Several companies have announced aggressive commercialisation timelines for solid-state batteries, but most have subsequently delayed those targets. The technology consistently proves harder to manufacture at scale than laboratory demonstrations suggest.

Toyota, perhaps the most advanced in solid-state development, now targets 2027-28 for limited production vehicles using solid-state batteries. Other automakers have hedged their bets, investing in solid-state research while continuing to improve lithium-ion technology.

For grid-scale energy storage, cycle life requirements differ from vehicles. Stationary batteries might charge and discharge once daily, accumulating far fewer cycles than vehicle batteries over their lifetime. That could make earlier solid-state technology viable for grid applications before it’s suitable for vehicles.

Australian Battery Industry

Australia has significant lithium mining industry but limited battery manufacturing capability. Most lithium mined here is shipped to China for refining and battery production. Developing domestic battery industry has been a policy priority, with mixed results.

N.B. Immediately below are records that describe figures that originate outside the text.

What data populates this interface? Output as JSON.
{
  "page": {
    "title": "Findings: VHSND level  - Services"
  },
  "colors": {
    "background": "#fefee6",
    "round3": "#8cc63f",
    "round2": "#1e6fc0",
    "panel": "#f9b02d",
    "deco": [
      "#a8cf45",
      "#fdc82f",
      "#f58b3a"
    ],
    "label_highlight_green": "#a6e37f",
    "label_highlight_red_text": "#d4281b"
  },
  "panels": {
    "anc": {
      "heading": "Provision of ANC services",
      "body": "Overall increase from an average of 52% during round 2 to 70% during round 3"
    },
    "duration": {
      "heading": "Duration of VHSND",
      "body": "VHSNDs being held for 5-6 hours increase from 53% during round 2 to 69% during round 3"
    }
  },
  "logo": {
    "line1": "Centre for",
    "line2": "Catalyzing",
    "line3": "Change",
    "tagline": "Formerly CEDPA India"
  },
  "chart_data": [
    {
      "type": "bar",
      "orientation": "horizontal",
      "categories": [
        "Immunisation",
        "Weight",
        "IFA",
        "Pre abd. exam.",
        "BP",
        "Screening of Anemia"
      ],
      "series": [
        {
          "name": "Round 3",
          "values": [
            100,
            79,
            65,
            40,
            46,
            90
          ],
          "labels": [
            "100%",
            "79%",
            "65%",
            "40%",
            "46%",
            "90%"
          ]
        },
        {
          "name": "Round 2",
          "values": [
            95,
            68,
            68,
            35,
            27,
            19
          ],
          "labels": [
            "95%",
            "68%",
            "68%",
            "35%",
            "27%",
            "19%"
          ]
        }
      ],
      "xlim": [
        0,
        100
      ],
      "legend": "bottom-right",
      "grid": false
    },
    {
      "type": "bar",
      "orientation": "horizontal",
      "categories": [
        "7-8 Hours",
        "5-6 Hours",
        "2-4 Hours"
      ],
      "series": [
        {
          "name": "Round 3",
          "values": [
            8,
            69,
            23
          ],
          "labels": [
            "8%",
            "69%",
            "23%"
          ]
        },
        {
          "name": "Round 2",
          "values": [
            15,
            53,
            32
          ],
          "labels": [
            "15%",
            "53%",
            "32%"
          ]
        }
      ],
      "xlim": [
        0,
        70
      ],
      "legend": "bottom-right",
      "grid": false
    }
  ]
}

Several initiatives aim to build Australian battery supply chains. Queensland government has invested in battery material processing facilities. Victoria supports research collaboration between universities and international battery companies. But large-scale battery manufacturing remains absent.

The challenge is competing with established Asian battery manufacturers who benefit from economies of scale, developed supply chains, and substantial production expertise. Australian facilities need compelling advantages to justify investment.

Solid-state technology potentially offers a reset point where established manufacturing advantage matters less. If production processes differ substantially from lithium-ion manufacturing, early-mover advantages could accrue to whoever masters the processes first.

That’s speculative though. More likely, Asian manufacturers will deploy solid-state production first, building on their battery manufacturing expertise. Australian researchers can contribute intellectual property through licensing but manufacturing will likely happen offshore.

Research Collaboration

Deakin’s battery hub collaborates with international research groups and companies. Partnerships with Warwick University in the UK and Pacific Northwest National Laboratory in the US provide access to specialised characterisation equipment and expertise.

Industry partnerships include relationships with Toyota, which funded some of the solid electrolyte research, and Australian mining companies interested in battery supply chains. These partnerships provide research funding while giving companies early access to technology developments.

Government funding comes primarily from the ARC and ARENA, Australia’s renewable energy agency. The investment reflects recognition that battery technology is critical for renewable energy systems and electric transport.

For organisations planning future battery technology roadmaps, understanding the pace of solid-state development matters for product planning and infrastructure investment. Technology strategy specialists can help assess competing battery technologies and realistic commercialisation timelines.

What’s Next

The Deakin team is working on larger cells and longer cycle life testing. They’re also investigating different electrode materials that might work better with their solid electrolyte system. Current prototypes use standard cathode materials, but solid-state configurations might enable different chemistries.

Collaboration with manufacturing equipment specialists aims to develop scalable production processes. That work is less scientifically glamorous than breakthrough research but equally important for commercialisation.

Solid-state batteries may eventually displace lithium-ion technology in many applications, or they may remain niche products for specialised uses. The Deakin research demonstrates meaningful progress on key technical challenges, but substantial work remains before solid-state batteries power vehicles or grid storage systems at scale.